FOR IMMEDIATE RELEASE

Posted on January 30, 2026

Statement: ADAO Urges Congress to Reject House TSCA Rollback: Chemical Safety Protections, EPA Authority, and Public Health at Risk

The Asbestos Disease Awareness Organization (ADAO) strongly opposes the U.S. House of Representatives’ discussion draft to amend the Toxic Substances Control Act (TSCA), which was the subject of the January 22, 2026, Subcommittee on Environment hearing, Chemicals in Commerce: Legislative Proposal to Modernize America’s Chemical Safety Law, Strengthen Critical Supply Chains, and Grow Domestic Manufacturing. This proposal is part of House Republican-led efforts to amend the 2016 Lautenberg Chemical Safety Act and has intensified nationwide opposition among environmental groups, labor advocates, medical professionals, and state officials who warn that the draft prioritizes industry speed over science-based protections. Despite being framed as modernization, the proposal would significantly weaken existing protections and, in many cases, make it impossible for the U.S. Environmental Protection Agency (EPA) to regulate dangerous chemicals, thereby undermining both federal and state authority to protect public health.

“ADAO urges Congress to reject legislative changes that weaken TSCA under the guise of modernization.

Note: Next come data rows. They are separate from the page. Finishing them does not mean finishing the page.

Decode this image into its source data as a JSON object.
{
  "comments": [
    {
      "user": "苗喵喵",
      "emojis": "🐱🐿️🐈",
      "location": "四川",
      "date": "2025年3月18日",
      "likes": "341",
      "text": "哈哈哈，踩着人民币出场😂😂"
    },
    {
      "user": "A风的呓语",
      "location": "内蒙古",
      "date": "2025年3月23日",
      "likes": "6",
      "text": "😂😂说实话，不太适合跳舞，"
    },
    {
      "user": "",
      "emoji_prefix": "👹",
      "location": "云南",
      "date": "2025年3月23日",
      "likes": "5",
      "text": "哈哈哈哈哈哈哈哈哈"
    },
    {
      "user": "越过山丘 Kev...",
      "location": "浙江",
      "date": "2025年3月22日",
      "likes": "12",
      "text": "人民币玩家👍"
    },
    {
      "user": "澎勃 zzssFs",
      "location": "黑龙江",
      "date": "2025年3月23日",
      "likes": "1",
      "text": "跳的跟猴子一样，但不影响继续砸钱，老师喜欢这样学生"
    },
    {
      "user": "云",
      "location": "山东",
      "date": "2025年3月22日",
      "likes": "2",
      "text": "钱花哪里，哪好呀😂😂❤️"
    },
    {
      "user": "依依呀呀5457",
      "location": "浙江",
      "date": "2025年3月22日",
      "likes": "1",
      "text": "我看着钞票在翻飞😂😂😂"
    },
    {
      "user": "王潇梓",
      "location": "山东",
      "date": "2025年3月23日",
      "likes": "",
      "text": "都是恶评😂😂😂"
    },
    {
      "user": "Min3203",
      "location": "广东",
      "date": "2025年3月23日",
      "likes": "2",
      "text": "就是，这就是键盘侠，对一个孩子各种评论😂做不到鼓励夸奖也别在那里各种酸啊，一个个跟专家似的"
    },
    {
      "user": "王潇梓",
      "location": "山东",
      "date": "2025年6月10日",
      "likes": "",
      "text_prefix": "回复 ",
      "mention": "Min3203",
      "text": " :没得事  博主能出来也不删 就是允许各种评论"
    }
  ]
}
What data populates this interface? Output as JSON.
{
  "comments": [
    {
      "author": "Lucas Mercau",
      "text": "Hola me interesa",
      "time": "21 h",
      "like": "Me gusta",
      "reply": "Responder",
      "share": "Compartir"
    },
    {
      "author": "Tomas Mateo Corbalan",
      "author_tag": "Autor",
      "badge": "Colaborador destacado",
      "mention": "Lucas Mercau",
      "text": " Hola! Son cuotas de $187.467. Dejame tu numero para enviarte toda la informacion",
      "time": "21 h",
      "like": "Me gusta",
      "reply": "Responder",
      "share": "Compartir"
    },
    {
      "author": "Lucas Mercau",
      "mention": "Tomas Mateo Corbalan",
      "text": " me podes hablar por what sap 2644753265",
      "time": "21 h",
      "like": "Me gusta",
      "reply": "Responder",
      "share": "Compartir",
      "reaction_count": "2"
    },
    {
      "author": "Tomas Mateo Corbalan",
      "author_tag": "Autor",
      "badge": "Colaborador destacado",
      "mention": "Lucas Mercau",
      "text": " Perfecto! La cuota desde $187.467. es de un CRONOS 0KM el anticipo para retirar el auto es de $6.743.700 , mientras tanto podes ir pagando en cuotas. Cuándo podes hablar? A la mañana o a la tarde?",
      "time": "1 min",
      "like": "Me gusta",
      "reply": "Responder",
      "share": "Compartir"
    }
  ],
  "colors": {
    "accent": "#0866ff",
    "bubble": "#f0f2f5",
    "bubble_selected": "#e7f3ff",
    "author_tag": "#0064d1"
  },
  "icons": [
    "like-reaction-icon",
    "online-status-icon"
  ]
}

True modernization must strengthen, not dilute, chemical safety protections, preserve the EPA’s authority to prevent harm before it occurs, and reaffirm prevention as the cornerstone of U.S. chemical policy,” said Linda Reinstein. “Weakening TSCA would make work less safe, communities less protected, and progress toward ending asbestos-caused and other chemical-induced diseases more difficult to achieve.” The discussion draft erodes core safeguards established by the bipartisan 2016 TSCA amendments that corrected decades of regulatory failure. Those reforms ensured chemical safety decisions are grounded in science, transparency, and prevention, particularly for workers, children, pregnant women, the elderly, and other vulnerable populations explicitly protected under the law. We cannot turn our backs on these critical improvements.

Of particular concern, the proposal reinforces reliance on outdated assumptions that other regulatory systems, most notably the Occupational Safety and Health Administration (OSHA), adequately protect workers. OSHA has acknowledged that many permissible exposure limits are outdated and unprotective and that personal protective equipment cannot substitute for hazard elimination or engineering controls. The 2016 TSCA amendments were enacted to address these gaps, not to defer to them.

Note: The Alan Reinstein Ban Asbestos Now (ARBAN) Act, a bipartisan stand-alone bill,  would permanently ban the manufacture, importation, and use of all forms of asbestos in the United States.